Long story short:
-Divorced last year, credit score 790s.
-In April, I finished paying off the outstanding CC debt, which I took this on as part of the divorce settlement. It was through a debt payoff company (MMI) and it didn’t affect my credit score, which was still in the 790s in April. This debt was mostly my ex’s; I don’t have a spend-money addiction anymore.
The only debt I currently have right now is a car loan through the Bank of Dad, so officially as far as my credit is concerned, I currently have no outstanding debt on the books. My credit score when I pulled it in November has dropped to 760s. In hindsight I should have just financed the car, but I didn’t.

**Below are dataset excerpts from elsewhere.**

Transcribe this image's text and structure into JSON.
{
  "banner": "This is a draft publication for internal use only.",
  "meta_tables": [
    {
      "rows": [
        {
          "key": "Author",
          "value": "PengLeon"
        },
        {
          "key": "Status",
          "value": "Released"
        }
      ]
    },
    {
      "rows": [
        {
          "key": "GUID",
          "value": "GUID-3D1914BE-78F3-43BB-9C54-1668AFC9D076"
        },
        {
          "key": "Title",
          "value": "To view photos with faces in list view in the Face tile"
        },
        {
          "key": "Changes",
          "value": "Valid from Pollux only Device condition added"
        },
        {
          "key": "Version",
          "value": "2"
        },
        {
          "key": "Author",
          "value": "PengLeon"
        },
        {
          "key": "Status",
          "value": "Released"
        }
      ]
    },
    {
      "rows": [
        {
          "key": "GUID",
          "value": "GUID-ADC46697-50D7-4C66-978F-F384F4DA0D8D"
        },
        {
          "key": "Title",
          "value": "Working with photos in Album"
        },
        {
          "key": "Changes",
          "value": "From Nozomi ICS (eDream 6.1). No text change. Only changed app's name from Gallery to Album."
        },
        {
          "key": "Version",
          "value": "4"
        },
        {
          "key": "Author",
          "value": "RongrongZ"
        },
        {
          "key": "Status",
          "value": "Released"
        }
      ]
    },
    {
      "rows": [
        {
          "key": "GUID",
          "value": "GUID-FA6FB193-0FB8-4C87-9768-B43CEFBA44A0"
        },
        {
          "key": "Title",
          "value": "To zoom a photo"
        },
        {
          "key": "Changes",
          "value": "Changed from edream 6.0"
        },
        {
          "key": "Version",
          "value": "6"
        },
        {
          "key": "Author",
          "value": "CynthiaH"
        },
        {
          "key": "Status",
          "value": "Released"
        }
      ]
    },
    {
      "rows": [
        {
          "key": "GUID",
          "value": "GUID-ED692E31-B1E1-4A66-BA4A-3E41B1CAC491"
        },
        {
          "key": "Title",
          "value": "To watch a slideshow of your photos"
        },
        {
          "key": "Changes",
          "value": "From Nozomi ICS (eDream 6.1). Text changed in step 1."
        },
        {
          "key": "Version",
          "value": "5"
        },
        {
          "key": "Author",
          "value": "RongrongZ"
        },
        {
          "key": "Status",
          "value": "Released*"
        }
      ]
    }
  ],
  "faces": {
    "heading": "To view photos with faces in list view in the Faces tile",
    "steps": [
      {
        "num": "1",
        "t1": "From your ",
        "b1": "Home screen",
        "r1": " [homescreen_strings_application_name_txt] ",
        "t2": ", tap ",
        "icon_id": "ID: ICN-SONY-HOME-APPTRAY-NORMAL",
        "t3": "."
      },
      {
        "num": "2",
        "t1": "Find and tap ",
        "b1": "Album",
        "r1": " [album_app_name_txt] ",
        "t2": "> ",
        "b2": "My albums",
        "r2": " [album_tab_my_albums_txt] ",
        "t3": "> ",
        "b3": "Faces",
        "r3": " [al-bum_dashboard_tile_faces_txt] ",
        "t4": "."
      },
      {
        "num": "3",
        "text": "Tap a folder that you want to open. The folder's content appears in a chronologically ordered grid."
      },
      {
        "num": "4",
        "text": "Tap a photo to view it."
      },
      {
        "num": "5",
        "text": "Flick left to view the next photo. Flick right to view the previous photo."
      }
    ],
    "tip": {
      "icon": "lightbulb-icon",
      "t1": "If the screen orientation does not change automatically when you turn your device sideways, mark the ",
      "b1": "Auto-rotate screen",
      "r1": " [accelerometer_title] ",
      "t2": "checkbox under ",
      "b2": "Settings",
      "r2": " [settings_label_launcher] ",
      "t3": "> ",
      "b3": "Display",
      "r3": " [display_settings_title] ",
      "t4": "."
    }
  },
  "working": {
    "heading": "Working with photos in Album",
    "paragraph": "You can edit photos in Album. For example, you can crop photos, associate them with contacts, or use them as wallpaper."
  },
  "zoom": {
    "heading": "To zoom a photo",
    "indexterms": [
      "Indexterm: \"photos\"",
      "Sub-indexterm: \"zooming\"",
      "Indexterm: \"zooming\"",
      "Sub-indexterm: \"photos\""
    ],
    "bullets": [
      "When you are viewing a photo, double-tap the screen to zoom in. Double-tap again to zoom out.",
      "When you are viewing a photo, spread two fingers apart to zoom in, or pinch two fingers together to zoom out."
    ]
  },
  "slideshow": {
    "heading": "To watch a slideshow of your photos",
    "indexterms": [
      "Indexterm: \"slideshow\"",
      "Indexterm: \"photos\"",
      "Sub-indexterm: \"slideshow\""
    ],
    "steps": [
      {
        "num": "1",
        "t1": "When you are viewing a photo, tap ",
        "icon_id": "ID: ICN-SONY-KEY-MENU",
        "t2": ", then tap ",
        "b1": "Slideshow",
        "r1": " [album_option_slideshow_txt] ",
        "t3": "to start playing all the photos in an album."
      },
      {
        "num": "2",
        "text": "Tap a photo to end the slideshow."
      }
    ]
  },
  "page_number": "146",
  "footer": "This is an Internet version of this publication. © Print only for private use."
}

I’m at a quandry. I’ve been in the market to buy a house since April and don’t want my score to drop too much so I can get the best interest rate. Had I known I would be looking for a place for this damn long, I would have opened up a points/rewards card earlier this year so I could recoup the drop in my credit score (from opening up the card) before having to go for a mortgage loan. I’m not sure it’s a good idea to do it now, though. I have no idea how long I’ll be looking for a place to call home, and I don’t want to lower my score by opening a card and then have to negotiate a mortgage. But I my score is dropping by doing nothing, too, so…
Advice? Thoughts? What am I not considering?